Alterações maiores ocorreram no entretenimento. População está mais cuidadosa e espera o fim do julgamento para voltar à normalidade

Santa Maria, cidade que não quer mais ser lembrada como 'aquela da tragédia'

Santa Maria, cidade que não quer mais ser lembrada como 'aquela da tragédia'

GABRIEL HAESBAERT

Um município importante, com bons índices de qualidade de vida, uma das melhores universidades federais do Brasil, um comércio pujante e regiões atraentes para o turismo. Décima primeira economia e sexta população de seu estado. Uma população, diga-se, cansada de continuar a ser identificada como a da “cidade da tragédia”. E ansiosa para ver a conclusão de um grande julgamento estabelecer finalmente a justiça e abrir caminho para que a vida siga em frente, ao menos sem os exageros trazidos pelo rótulo.

A descrição resume o estágio atual dos 300 mil habitantes de Santa Maria, cidade da região central do Rio Grande do Sul distante 290 quilômetros de Porto Alegre, capital do estado, às vésperas de serem completados nove anos do incêndio da boate Kiss, em 27 de janeiro de 2013, com saldo de 242 mortos e mais de 600 feridos.

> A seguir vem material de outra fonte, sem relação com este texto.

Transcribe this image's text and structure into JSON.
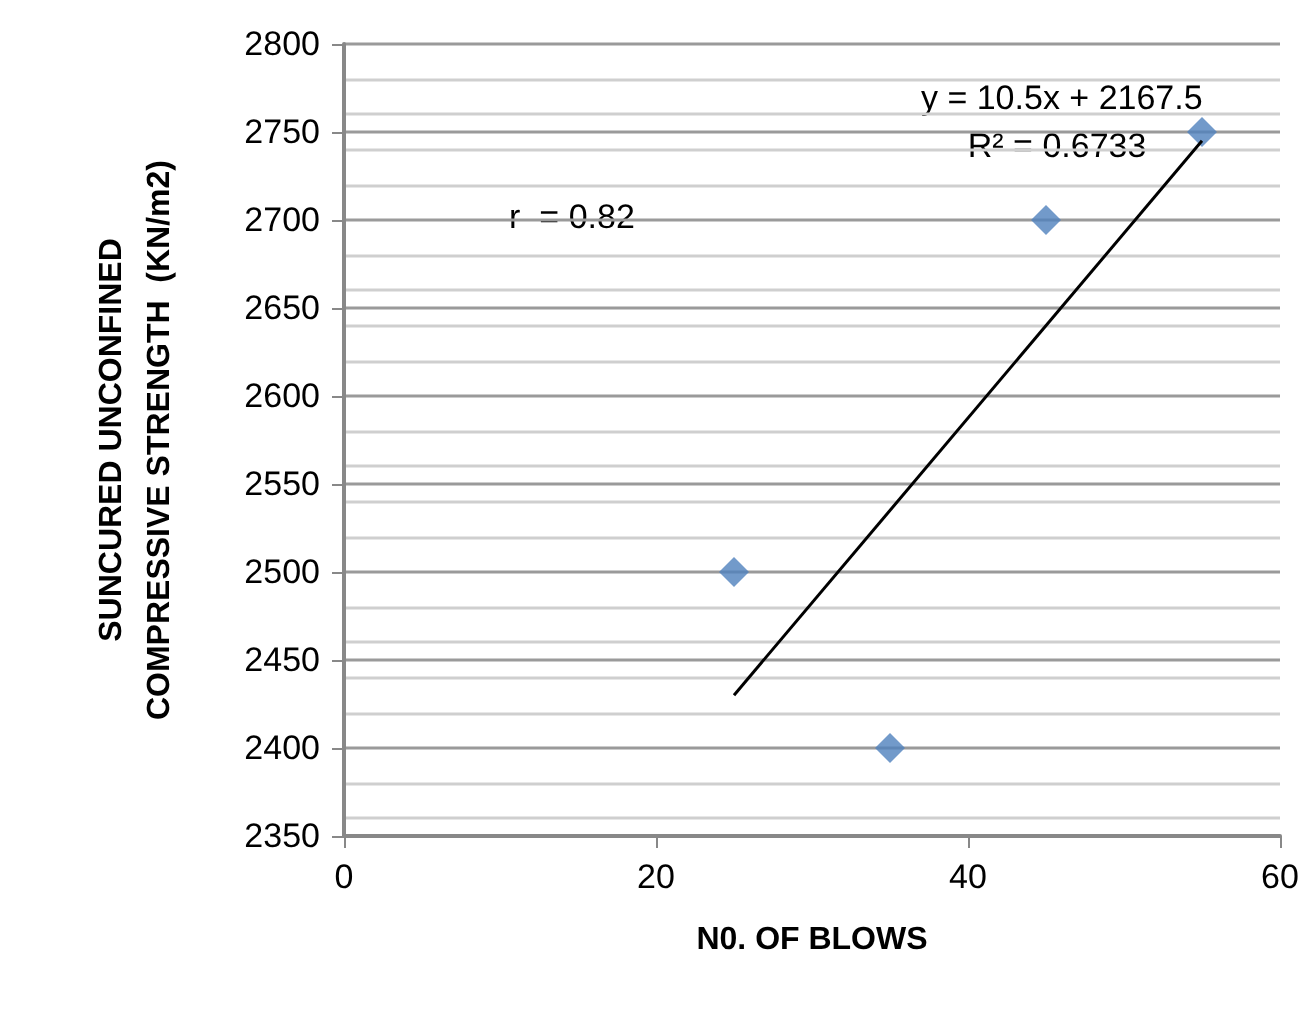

O julgamento, iniciado em Porto Alegre na quarta-feira (1º), deverá se tornar o maior da história do Rio Grande do Sul e um dos mais longos do país. Quatro envolvidos estão no banco dos réus: o hoje DJ Luciano Augusto Bonilha Leão, ex-auxiliar da banda Gurizada Fandangueira que comprou o sinalizador usado no palco; o vocalista Marcelo Jesus dos Santos, que acendeu o artefato no show; e os dois sócios da Kiss, Elissandro Callegaro Spohr, o Kiko, e Mauro Londero Hoffmann.

Mas que Santa Maria voltou à luz, ao sair do túnel daquela madrugada de domingo, e caminhou até os dias de hoje? O R7 ouviu moradores, parentes dos envolvidos, empresários e autoridades locais para identificar as mudanças ocorridas na cidade gaúcha e o aprendizado deixado por uma das maiores e mais dolorosas tragédias da história do país.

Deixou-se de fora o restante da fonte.